Katarzyna Kazak - Instytut Pileckiego
Commemorated on 24 March 2022 in Brzóza Królewska.
Katarzyna lived with her husband Sebastian and their children in the village of Brzóza Królewska near Leżajsk. The couple had eight children, of which three passed away at a very young age. The family earned a living through farm work and rearing animals. Katarzyna and Sebastian could always count on the support of their children, who not only helped them on the farm, but also sought out work outside the village. Their eldest daughter Agnieszka, and their youngest Józefa, stayed with their parents to the end.
The Second World War and the German occupation were incredibly difficult for Katarzyna and her family. In March 1942, her eldest son Józef perished in the Auschwitz concentration camp. Soon after, on 1 August 1942, the Germans began liquidating the local Jewish population; many of the Jews were taken to the camp in Bełżec, and those who managed to flee the transports went into hiding in the forests.
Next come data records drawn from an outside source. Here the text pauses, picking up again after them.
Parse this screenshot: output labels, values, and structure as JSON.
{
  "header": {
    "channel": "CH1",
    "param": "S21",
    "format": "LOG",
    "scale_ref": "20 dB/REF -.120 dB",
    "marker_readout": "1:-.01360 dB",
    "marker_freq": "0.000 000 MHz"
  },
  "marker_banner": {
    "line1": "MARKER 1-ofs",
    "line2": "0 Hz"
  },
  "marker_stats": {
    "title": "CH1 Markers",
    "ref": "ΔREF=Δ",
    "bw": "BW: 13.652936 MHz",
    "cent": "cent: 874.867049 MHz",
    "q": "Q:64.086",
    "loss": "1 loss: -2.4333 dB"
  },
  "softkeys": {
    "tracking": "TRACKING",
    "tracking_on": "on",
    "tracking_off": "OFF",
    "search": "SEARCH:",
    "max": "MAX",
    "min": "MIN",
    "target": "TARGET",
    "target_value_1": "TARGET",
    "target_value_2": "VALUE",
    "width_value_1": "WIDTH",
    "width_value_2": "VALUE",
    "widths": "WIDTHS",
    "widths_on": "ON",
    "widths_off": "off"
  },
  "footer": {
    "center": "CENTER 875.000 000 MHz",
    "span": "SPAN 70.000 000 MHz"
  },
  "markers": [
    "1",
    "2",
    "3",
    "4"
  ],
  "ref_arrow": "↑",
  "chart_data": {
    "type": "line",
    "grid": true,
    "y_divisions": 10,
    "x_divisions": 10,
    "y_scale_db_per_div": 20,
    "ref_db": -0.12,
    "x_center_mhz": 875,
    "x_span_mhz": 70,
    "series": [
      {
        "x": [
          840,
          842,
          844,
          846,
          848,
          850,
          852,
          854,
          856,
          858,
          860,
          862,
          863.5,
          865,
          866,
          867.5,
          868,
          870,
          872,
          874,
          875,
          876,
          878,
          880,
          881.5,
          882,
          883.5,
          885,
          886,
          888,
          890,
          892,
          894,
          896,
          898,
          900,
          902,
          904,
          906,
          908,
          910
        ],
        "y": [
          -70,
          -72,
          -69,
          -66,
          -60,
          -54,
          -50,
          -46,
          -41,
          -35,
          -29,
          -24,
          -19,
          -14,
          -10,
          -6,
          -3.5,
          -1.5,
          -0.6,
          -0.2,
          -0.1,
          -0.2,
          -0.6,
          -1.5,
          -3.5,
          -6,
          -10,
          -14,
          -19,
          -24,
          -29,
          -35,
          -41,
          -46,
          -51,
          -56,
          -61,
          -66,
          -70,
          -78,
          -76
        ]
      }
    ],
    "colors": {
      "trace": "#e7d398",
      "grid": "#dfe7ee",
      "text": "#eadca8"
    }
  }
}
The Kazaks spent several weeks helping the children of their neighbor, Pinchas Wachs, but the children eventually returned to their own home, where they died along with their parents. The next person they helped was Chana Stiller. Chana’s daughter was a classmate of the Kazaks’ daughter Józefa. Katarzyna’s husband prepared a small space in the barn where Chana could hide during the day. At night, she went into the Kazaks’ house and was given food and a place to sleep. She was often visited by two male friends, who were also given food and a place to stay in the attic.
On 27 March 1943, a cart carrying German gendarmes drove up to the Kazaks’ property. The Jews the family had been helping all happened to be at the house that day. The two Jews who were staying in the attic were shot first. Then the barn was searched. Chana Stiller was taken into the yard and shot. The Kazaks were also given the death sentence for helping Jews. Sebastian was shot first. When Katarzyna saw what happened to her husband, she suffered a brain hemorrhage and collapsed. She was executed with a shot to the head.
The village leader intervened to have the Kazaks buried at the local cemetery, but only an unsanctified grave could be secured. The Jews were buried in the farmyard. The Kazaks’ daughters, Agnieszka and Józefa, managed to escape and avoid execution, but they remained in danger for a long time after the events and were unable to return home.
In 2008, Katarzyna Kazak was named Righteous Among the Nations by the Yad Vashem Institute.